Role of Board Committees
As the responsibilities of directors have become more demanding, boards have increasingly formed committees to deal with some of their more detailed work. The Combined Code requires all quoted companies to establish audit and remuneration committees and, unless they have a small board, nomination committees. These committees strengthen the position of the nonexecutive directors, of whom they are made up, and are important for the work they do. The essential point is that they are committees of the board. It is the board which appoints them, sets their terms of reference, and turns their recommendations into decisions.
Role of Executive Directors
The duties of executive directors are the same as those of the nonexecutive directors. They are as responsible for the monitoring task of the board as the nonexecutive directors, who in turn are as responsible for the strategy and leadership of the company as the executives. This means that executive directors have to take their executive hats off on entering the boardroom and put on their directorial ones. They should only be appointed for the contribution they can make to the board, and they are there to further the company’s interests, not those of their function or department. It is not an easy transition to make, and executive directors can be helped to adopt their new governance role through appropriate training or through a nonexecutive directorship elsewhere.
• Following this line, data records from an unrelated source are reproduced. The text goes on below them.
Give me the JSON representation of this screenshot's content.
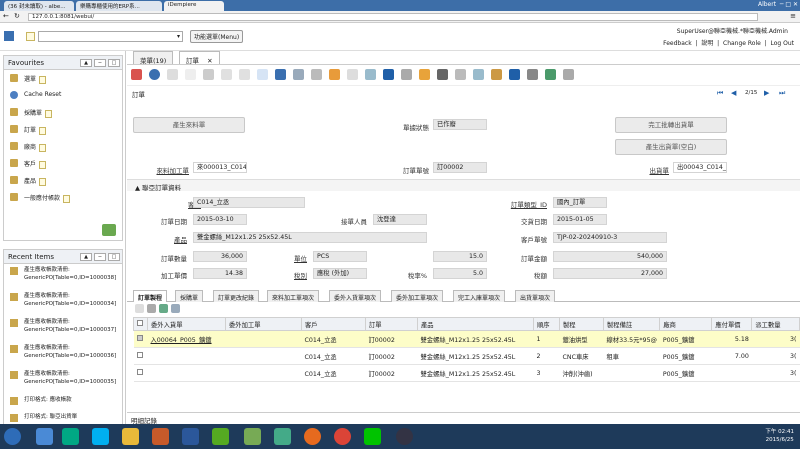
{
  "browser": {
    "tabs": [
      {
        "label": "(36 封未讀取) - albe..."
      },
      {
        "label": "樂購專櫃使用的ERP系..."
      },
      {
        "label": "iDempiere"
      }
    ],
    "user": "Albert",
    "url": "127.0.0.1:8081/webui/"
  },
  "header": {
    "menu_button": "功能選單(Menu)",
    "user_info": "SuperUser@聯亞機械.*聯亞機械.Admin",
    "links": [
      "Feedback",
      "說明",
      "Change Role",
      "Log Out"
    ]
  },
  "sidebar": {
    "favourites_title": "Favourites",
    "favourites": [
      "選單",
      "Cache Reset",
      "採購單",
      "訂單",
      "廠商",
      "客戶",
      "產品",
      "一般應付帳款"
    ],
    "recent_title": "Recent Items",
    "recent": [
      "產生應收帳款清冊: GenericPO[Table=0,ID=1000038]",
      "產生應收帳款清冊: GenericPO[Table=0,ID=1000034]",
      "產生應收帳款清冊: GenericPO[Table=0,ID=1000037]",
      "產生應收帳款清冊: GenericPO[Table=0,ID=1000036]",
      "產生應收帳款清冊: GenericPO[Table=0,ID=1000035]",
      "打印格式: 應收帳款",
      "打印格式: 聯亞出貨單"
    ]
  },
  "window_tabs": {
    "menu": "菜單(19)",
    "order": "訂單"
  },
  "form": {
    "title": "訂單",
    "record_nav": "2/15",
    "buttons": {
      "gen_material": "產生來料單",
      "gen_complete_ship": "完工批轉出貨單",
      "gen_ship_empty": "產生出貨單(空白)"
    },
    "doc_status_label": "單據狀態",
    "doc_status": "已作廢",
    "material_processing_label": "來料加工單",
    "material_processing": "來000013_C014_",
    "order_no_label": "訂單單號",
    "order_no": "訂00002",
    "shipment_label": "出貨單",
    "shipment": "出00043_C014_",
    "section_title": "聯亞訂單資料",
    "customer_label": "客戶",
    "customer": "C014_立丞",
    "order_type_label": "訂單類型_ID",
    "order_type": "國內_訂單",
    "order_date_label": "訂單日期",
    "order_date": "2015-03-10",
    "receiver_label": "接單人員",
    "receiver": "沈登達",
    "delivery_date_label": "交貨日期",
    "delivery_date": "2015-01-05",
    "product_label": "產品",
    "product": "雙金螺絲_M12x1.25 25x52.45L",
    "cust_order_label": "客戶單號",
    "cust_order": "TJP-02-20240910-3",
    "qty_label": "訂單數量",
    "qty": "36,000",
    "uom_label": "單位",
    "uom": "PCS",
    "price_label": "單價",
    "price": "15.0",
    "amount_label": "訂單金額",
    "amount": "540,000",
    "proc_price_label": "加工單價",
    "proc_price": "14.38",
    "tax_label": "稅別",
    "tax": "應稅 (外加)",
    "tax_rate_label": "稅率%",
    "tax_rate": "5.0",
    "tax_amount_label": "稅額",
    "tax_amount": "27,000"
  },
  "detail_tabs": [
    "訂單製程",
    "採購單",
    "訂單更改紀錄",
    "來料加工單項次",
    "委外入貨單項次",
    "委外加工單項次",
    "完工入庫單項次",
    "出貨單項次"
  ],
  "grid": {
    "headers": [
      "",
      "委外入貨單",
      "委外加工單",
      "客戶",
      "訂單",
      "產品",
      "順序",
      "製程",
      "製程備註",
      "廠商",
      "應付單價",
      "派工數量"
    ],
    "rows": [
      [
        "入00064_P005_鑛鍍",
        "",
        "C014_立丞",
        "訂00002",
        "雙金螺絲_M12x1.25 25x52.45L",
        "1",
        "鍍油烘型",
        "線材33.5元*95@",
        "P005_鑛鍍",
        "5.18",
        "3("
      ],
      [
        "",
        "",
        "C014_立丞",
        "訂00002",
        "雙金螺絲_M12x1.25 25x52.45L",
        "2",
        "CNC車床",
        "租車",
        "P005_鑛鍍",
        "7.00",
        "3("
      ],
      [
        "",
        "",
        "C014_立丞",
        "訂00002",
        "雙金螺絲_M12x1.25 25x52.45L",
        "3",
        "沖削(沖齒)",
        "",
        "P005_鑛鍍",
        "",
        "3("
      ]
    ]
  },
  "detail_record": "明細記錄",
  "taskbar": {
    "time": "下午 02:41",
    "date": "2015/6/25"
  },
  "colors": {
    "accent": "#1f5fa8",
    "selected_row": "#fdfdc8",
    "taskbar": "#1e3a5a"
  }
}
Role of the Company Secretary
Chairmen and board members should be able to look to the company secretary for impartial and professional guidance on their responsibilities, and all directors should have access to the advice and services of a company secretary, who is responsible for ensuring that board procedures are followed.
Conclusion
Although board members have different roles, what counts is the way those roles are combined in the board team. This is why board selection is so fundamental. Directors should only be appointed for the value they can add to their boards. All directors should have terms of office to enable renewal to take place, although I am personally against rigid rules tying retirement to age or length of board service, preferring to rely on the judgement of boards and their shareholders.
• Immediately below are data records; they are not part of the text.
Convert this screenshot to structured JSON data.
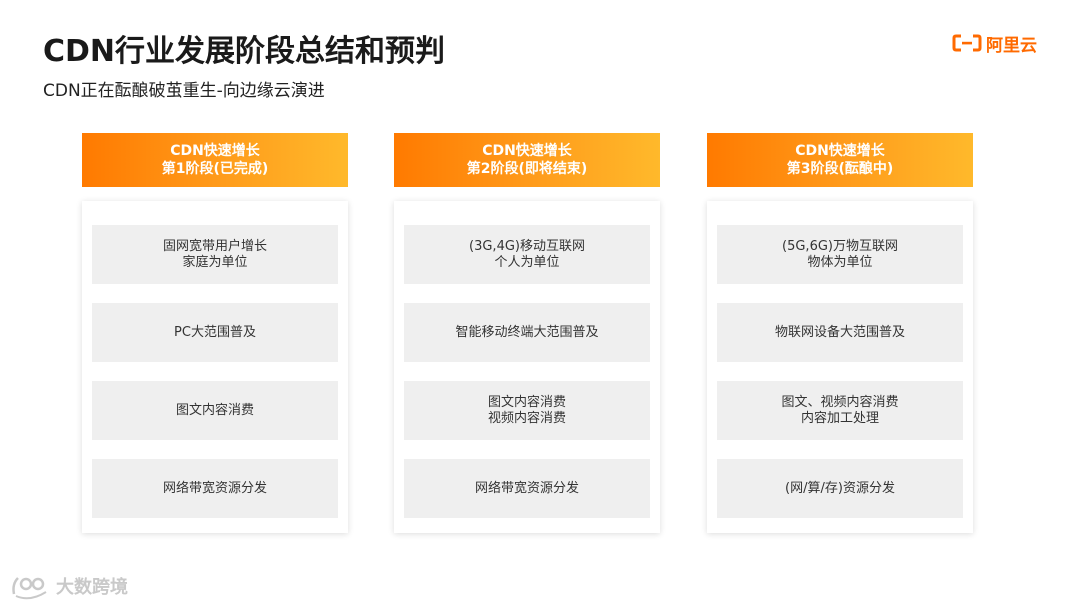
{
  "header": {
    "title": "CDN行业发展阶段总结和预判",
    "subtitle": "CDN正在酝酿破茧重生-向边缘云演进"
  },
  "logo": {
    "text": "阿里云",
    "color": "#ff6a00"
  },
  "stages": [
    {
      "header_line1": "CDN快速增长",
      "header_line2": "第1阶段(已完成)",
      "items": [
        {
          "line1": "固网宽带用户增长",
          "line2": "家庭为单位"
        },
        {
          "line1": "PC大范围普及",
          "line2": ""
        },
        {
          "line1": "图文内容消费",
          "line2": ""
        },
        {
          "line1": "网络带宽资源分发",
          "line2": ""
        }
      ]
    },
    {
      "header_line1": "CDN快速增长",
      "header_line2": "第2阶段(即将结束)",
      "items": [
        {
          "line1": "(3G,4G)移动互联网",
          "line2": "个人为单位"
        },
        {
          "line1": "智能移动终端大范围普及",
          "line2": ""
        },
        {
          "line1": "图文内容消费",
          "line2": "视频内容消费"
        },
        {
          "line1": "网络带宽资源分发",
          "line2": ""
        }
      ]
    },
    {
      "header_line1": "CDN快速增长",
      "header_line2": "第3阶段(酝酿中)",
      "items": [
        {
          "line1": "(5G,6G)万物互联网",
          "line2": "物体为单位"
        },
        {
          "line1": "物联网设备大范围普及",
          "line2": ""
        },
        {
          "line1": "图文、视频内容消费",
          "line2": "内容加工处理"
        },
        {
          "line1": "(网/算/存)资源分发",
          "line2": ""
        }
      ]
    }
  ],
  "watermark": {
    "text": "大数跨境"
  },
  "colors": {
    "header_gradient_start": "#ff7a00",
    "header_gradient_end": "#ffb92b",
    "item_background": "#efefef"
  }
}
The search for nonexecutive directors should be purposeful, with the aim of filling gaps in the experience and backgrounds of the existing directors, and their selection should involve the board as a whole. Chairmen, however, have a particular responsibility for the choice of board members since it is they who have to turn them into an effective team.
Notes
1 The Combined Code on Corporate Governance was published by the London Stock Exchange in July 2003; it includes Guidance on Internal Control and on Audit Committees and Suggestions for Good Practice from the Higgs Report. Companies listed on the London Stock Exchange are required to disclose how far they comply with the Code as a condition of listing. The latest version was published in June 2008 by the Financial Reporting Council, which is now responsible for the Combined Code, but it does not include the Turnbull and Smith guidance.
2 Although the supervisory boards of German companies above a certain size include employee members, Dutch supervisory boards, for example, do not.